Дэвин споткнулся и упал, врезавшись плечом и бедром в колонну. Потом вскочил и рванулся вперед, как раз вовремя, чтобы заметить, как кто-то в бежевой одежде, скорчившийся под окном, подпрыгнул и с проклятиями бросился бежать со всех ног. Дэвин нащупывал у пояса кинжал, его захлестнула слепая, безрассудная ярость. Слишком шумно было в последнее время на поле для игры в мяч. Так же шумно, как раньше, когда жрец оставил их одних.
Только на этот раз он оставил их, чтобы шпионить под окнами.
У окна появился Алессан, из-за его плеча выглядывал Эрлейн.
— Саванди, — задыхаясь, крикнул Дэвин, — подслушивал!

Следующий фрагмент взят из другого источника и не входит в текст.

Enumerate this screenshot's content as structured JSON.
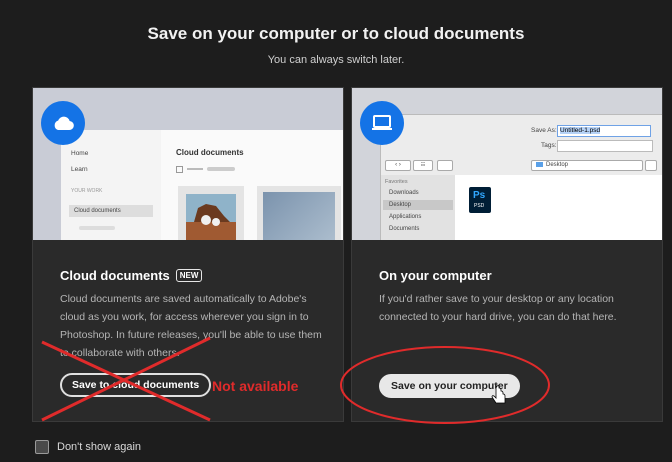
{
  "header": {
    "title": "Save on your computer or to cloud documents",
    "subtitle": "You can always switch later."
  },
  "cloud_card": {
    "preview": {
      "nav": [
        "Home",
        "Learn"
      ],
      "section_label": "YOUR WORK",
      "selected_nav": "Cloud documents",
      "heading": "Cloud documents"
    },
    "title": "Cloud documents",
    "badge": "NEW",
    "description": "Cloud documents are saved automatically to Adobe's cloud as you work, for access wherever you sign in to Photoshop. In future releases, you'll be able to use them to collaborate with others.",
    "button_label": "Save to cloud documents",
    "annotation": "Not available"
  },
  "computer_card": {
    "preview": {
      "save_as_label": "Save As:",
      "save_as_value": "Untitled-1.psd",
      "tags_label": "Tags:",
      "location": "Desktop",
      "sidebar_header": "Favorites",
      "sidebar_items": [
        "Downloads",
        "Desktop",
        "Applications",
        "Documents"
      ],
      "file_icon_text": "Ps",
      "file_icon_sub": "PSD"
    },
    "title": "On your computer",
    "description": "If you'd rather save to your desktop or any location connected to your hard drive, you can do that here.",
    "button_label": "Save on your computer"
  },
  "footer": {
    "checkbox_label": "Don't show again",
    "checked": false
  },
  "colors": {
    "accent": "#1473e6",
    "annotation_red": "#e02b2b",
    "background": "#1d1d1d"
  }
}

Он бросил эти слова через плечо, потому что уже мчался вслед за шпионом. В какую-то долю секунды он с благодарностью и удивлением вспомнил целителя Ринальдо и то, что он сделал с его ногой в том сарае. Затем его снова захлестнули гнев, и страх, и необходимость во что бы то ни стало поймать этого шпиона.
Не замедляя темпа, Дэвин перемахнул через каменную балюстраду в конце портика. Саванди, несущийся со всей доступной ему скоростью, резко свернул на запад, к дальней части святилища. В отдалении слева Дэвин видел играющих на поле детей. Он стиснул зубы и побежал дальше. «Эти проклятые жрецы! — думал он, задыхаясь от ярости. — Неужели они все погубят, даже сейчас?»